Is the latter example sobriety? No. A better question is, “Does it have to be?”
It is possible to abuse and become dependent on marijuana. It is also, arguably, less harmful than alcohol.
So if you use, but don’t abuse, marijuana is that okay? And does addiction to alcohol mean something like marijuana is completely off-limits?
Studies suggest that individuals in alcohol recovery who use marijuana are more likely to relapse and drink again, but only for individuals who use marijuana 1-2 times per month.
We’ll address this topic more in the future.
The dangers of using terms like California sober.
Using in moderation is not sobriety, even if the behavior stands in stark contrast to your previous drug use. The reality is that for people suffering from alcoholism and other addictions, the desire to moderate often leads back to heavy, dangerous using.
If we were capable of moderating our drinking, we wouldn’t have wound up where we did.
It’s the same line of thinking that gained popularity back in 2019 when “new sobriety” became a thing and people were publicly claiming sobriety but still drinking occasionally.
It devolved into this messy back and forth about the semantics of sobriety and people feeling entitled to claim it in ways I found deeply uncomfortable and, frankly, dangerous.
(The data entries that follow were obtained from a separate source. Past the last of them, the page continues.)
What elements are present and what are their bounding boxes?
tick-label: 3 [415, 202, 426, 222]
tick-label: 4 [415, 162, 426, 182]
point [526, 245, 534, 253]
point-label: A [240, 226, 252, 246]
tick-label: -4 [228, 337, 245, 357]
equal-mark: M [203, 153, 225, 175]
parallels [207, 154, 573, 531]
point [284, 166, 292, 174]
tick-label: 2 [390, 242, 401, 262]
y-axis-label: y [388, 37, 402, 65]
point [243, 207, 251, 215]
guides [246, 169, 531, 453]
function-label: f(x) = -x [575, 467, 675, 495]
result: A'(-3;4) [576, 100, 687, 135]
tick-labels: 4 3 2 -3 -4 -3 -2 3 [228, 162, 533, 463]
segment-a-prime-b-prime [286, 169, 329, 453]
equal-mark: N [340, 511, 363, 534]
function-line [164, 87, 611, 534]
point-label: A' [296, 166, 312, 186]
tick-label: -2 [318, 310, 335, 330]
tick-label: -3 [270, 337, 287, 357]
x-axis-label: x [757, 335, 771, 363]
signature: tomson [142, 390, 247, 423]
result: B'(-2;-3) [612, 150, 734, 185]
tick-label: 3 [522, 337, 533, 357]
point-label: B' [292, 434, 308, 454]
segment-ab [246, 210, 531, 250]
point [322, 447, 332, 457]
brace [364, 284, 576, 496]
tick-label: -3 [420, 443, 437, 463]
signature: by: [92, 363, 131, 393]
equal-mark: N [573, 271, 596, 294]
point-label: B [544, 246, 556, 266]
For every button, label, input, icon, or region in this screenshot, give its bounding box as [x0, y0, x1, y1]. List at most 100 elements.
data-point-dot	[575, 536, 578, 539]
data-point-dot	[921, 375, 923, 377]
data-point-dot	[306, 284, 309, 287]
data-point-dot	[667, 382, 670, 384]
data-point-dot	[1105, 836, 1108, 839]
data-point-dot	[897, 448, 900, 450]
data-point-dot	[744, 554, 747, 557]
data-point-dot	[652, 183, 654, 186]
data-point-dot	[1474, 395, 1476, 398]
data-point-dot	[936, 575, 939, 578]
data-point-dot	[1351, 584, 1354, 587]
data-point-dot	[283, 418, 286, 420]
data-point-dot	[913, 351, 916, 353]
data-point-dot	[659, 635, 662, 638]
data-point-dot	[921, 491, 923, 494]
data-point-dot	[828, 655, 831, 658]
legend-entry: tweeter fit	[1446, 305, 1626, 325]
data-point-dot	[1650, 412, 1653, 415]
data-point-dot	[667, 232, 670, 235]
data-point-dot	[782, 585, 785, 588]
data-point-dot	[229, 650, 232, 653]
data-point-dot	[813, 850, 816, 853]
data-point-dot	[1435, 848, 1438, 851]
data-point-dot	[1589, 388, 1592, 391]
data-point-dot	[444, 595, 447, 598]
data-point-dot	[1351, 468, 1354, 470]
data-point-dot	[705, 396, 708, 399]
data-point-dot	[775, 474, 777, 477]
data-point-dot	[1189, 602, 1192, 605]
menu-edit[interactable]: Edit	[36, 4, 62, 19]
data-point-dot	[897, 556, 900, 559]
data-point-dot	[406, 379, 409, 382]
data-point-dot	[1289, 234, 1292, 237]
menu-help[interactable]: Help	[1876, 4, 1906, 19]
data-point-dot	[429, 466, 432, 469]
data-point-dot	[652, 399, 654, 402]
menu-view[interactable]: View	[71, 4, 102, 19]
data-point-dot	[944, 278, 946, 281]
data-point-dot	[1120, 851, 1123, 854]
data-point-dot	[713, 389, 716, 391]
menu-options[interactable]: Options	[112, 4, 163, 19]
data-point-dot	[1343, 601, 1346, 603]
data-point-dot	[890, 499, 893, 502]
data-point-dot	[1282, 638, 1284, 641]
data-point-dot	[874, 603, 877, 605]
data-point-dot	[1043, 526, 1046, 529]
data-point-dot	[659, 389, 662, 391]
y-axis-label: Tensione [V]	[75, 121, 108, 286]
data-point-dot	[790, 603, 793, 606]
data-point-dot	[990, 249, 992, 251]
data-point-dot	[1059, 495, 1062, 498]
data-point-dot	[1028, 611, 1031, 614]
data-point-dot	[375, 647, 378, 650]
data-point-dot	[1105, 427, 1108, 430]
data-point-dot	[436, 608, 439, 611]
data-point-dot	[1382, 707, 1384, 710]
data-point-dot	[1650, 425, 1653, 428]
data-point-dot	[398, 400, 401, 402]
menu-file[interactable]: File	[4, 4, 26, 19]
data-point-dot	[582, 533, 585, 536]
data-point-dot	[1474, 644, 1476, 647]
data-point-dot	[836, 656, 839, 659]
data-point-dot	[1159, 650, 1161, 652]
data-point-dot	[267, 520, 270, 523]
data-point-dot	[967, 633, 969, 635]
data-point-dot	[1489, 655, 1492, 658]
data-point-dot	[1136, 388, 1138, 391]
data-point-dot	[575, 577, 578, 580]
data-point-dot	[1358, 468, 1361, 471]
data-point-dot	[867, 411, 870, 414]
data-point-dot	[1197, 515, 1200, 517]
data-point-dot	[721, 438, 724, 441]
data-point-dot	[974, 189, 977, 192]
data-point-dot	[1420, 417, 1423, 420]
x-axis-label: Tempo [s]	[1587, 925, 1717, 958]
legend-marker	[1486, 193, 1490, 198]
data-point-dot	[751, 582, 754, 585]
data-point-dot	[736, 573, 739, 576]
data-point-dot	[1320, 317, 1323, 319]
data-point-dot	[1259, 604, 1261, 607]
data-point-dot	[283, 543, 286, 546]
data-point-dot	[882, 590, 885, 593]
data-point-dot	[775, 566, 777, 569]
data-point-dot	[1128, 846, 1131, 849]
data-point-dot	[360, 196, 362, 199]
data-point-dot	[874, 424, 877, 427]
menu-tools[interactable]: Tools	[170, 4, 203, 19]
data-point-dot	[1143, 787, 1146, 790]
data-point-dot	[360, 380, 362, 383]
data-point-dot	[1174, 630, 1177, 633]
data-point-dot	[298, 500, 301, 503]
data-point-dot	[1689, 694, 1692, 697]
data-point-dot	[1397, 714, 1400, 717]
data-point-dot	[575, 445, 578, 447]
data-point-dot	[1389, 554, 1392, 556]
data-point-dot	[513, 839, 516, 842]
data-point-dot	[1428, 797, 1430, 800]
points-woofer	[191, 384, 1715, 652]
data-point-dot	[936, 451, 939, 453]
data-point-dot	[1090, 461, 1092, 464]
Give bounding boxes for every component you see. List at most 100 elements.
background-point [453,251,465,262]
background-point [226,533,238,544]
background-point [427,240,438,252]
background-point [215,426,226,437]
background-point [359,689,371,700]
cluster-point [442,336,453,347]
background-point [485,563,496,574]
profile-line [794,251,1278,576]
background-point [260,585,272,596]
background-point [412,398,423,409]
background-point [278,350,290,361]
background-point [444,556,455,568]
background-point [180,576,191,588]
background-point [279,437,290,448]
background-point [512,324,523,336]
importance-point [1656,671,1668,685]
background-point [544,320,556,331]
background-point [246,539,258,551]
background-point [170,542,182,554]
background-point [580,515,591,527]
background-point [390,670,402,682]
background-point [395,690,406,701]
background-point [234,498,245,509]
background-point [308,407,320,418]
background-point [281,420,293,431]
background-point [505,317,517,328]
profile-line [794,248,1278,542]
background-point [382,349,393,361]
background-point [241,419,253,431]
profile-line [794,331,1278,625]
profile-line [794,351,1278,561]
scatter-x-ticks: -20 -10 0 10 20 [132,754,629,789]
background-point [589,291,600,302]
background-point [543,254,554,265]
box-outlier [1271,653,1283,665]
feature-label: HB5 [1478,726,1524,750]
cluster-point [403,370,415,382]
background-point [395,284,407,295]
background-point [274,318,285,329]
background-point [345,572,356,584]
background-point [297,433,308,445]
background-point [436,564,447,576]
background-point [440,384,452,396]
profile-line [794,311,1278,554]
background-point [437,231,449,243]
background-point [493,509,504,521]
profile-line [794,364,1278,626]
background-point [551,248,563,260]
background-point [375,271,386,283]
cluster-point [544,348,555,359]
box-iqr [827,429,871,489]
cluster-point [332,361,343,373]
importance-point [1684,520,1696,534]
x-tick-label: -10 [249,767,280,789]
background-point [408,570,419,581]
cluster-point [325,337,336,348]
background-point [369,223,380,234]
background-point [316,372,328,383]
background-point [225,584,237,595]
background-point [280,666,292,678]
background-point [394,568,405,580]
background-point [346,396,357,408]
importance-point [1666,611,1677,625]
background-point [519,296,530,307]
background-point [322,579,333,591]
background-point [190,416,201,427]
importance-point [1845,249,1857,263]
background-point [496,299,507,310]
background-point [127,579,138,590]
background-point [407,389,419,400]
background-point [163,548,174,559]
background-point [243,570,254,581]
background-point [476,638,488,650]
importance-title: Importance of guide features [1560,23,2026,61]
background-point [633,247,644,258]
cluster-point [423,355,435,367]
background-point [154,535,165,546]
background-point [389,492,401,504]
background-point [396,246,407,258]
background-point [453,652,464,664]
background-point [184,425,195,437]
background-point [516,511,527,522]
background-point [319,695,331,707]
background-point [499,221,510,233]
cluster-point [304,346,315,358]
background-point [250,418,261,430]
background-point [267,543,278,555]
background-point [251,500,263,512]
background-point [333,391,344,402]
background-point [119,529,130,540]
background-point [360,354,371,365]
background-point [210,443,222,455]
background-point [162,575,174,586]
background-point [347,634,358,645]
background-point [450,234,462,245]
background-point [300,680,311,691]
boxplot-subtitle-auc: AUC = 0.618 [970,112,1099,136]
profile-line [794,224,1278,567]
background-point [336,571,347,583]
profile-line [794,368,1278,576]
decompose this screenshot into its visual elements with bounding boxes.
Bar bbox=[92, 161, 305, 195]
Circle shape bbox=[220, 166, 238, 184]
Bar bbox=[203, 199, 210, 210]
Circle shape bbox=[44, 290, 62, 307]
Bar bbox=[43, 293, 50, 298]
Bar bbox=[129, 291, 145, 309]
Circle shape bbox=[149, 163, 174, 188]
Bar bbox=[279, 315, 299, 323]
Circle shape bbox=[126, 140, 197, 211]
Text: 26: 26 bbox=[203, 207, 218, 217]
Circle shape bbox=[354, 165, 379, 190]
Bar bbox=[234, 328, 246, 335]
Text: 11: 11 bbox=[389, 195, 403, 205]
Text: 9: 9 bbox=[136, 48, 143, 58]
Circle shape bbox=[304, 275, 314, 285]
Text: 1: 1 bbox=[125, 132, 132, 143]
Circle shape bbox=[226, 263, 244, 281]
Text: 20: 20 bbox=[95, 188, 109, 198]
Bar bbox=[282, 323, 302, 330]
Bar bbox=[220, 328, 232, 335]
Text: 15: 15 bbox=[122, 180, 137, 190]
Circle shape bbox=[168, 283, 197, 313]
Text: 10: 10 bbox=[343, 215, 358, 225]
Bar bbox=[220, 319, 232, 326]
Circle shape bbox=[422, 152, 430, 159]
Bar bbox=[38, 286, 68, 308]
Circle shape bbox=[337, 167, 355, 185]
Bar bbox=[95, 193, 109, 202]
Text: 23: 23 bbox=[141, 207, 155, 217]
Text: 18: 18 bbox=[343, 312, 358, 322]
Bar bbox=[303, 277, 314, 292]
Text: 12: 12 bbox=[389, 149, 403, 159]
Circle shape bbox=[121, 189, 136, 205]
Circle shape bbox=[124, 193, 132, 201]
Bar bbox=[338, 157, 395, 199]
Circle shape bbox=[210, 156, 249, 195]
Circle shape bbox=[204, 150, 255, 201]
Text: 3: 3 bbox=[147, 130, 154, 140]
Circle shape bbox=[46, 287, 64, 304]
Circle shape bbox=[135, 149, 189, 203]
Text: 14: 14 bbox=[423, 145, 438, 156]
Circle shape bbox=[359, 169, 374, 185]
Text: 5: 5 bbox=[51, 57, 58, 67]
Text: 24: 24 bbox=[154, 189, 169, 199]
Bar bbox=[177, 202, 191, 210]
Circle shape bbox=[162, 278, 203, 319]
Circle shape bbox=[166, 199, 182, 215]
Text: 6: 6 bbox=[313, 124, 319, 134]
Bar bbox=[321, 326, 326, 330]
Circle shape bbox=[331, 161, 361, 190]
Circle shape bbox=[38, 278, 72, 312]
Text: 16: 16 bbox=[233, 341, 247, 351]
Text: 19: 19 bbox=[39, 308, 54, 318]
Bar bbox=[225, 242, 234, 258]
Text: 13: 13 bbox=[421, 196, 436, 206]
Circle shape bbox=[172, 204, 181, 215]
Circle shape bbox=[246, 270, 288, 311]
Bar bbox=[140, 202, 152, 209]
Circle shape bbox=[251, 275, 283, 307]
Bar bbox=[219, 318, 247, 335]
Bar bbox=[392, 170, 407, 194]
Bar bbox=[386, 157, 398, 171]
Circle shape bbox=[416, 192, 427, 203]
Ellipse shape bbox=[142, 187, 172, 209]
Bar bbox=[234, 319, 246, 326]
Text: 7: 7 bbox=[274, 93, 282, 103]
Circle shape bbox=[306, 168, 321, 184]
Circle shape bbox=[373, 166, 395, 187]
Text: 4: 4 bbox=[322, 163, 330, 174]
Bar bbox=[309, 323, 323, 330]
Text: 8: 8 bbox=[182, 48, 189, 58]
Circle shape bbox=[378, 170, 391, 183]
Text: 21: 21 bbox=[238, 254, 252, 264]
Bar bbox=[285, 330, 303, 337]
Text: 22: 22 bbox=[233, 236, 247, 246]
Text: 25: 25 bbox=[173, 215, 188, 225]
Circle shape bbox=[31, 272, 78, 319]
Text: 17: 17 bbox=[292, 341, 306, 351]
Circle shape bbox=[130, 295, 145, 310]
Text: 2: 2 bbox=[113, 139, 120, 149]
Droves of influencers discovering that rarely drinking alcohol improves their overall quality of life is great. But trying to rebrand sobriety as a lifestyle choice that allows for some drinking is extremely dangerous for people who struggle with addiction.
There are millions of people for whom sobriety cannot mean “drinking or using sometimes.” If given the choice to quit alcohol completely, or to mostly quit, but still partake from time-to-time, obviously we’re going to choose the latter.
But that is a false choice for people with alcoholism with very real consequences.
We might get away with it for a while. I certainly have in the past. There were times I quit drinking for several months only to go back and drink once every week or two. And you know what? It never stuck. In the end, I always went back to heavy drinking.
It is too easy to cling to flimsy identities like California sober as a way to avoid actual sobriety. And honestly, watching people who don’t struggle with addiction try to co-opt this term is annoying as fuck, which is why seeing somebody like Demi adopt these terms frustrates me.
The recovery community is constantly fighting to break the stigma of addiction. The last thing I want to do is wrestle the word away from influencers who want to convert sobriety into a behavioral spectrum that they get to land on just so for the Gram.
In short, we need to stop using the word “sober” for things that are not. It is okay to change your relationship with alcohol and other substances, to use less, and to meet people where they are at in their recovery process.
Just don’t call it sobriety.
Addiction and substance abuse are complex.
I have no idea if moderation (let’s call it what it is) will work for Demi Lovato. I hope it does. She’s been through hell and I want her to find peace.
Statistically, the odds for moderating long term are not in her favor. Most of us know, deep down, that if we try to drink again, it will not end well for us.
But maybe she will succeed. I am not an addiction specialist. There are people far more educated than me who know about the efficacy of harm reduction. It’s not the route I took.
What I do know is how it feels to be a person living in active addiction. I know the mental gymnastics we perform to get out of quitting for good.
Coining phrases that allow sobriety to become squishy is dangerous. We should stop doing it immediately. There are ways to label moderation that do not involve co-opting sobriety.
If you are moderating, say that. If you are cutting back your drinking to special occasions only, say that. Because the strictly abstinent definition of sobriety saves lives. It is foundational.
And if you are a person in a position of power or influence talking about these issues, you have a responsibility to our community to respect that.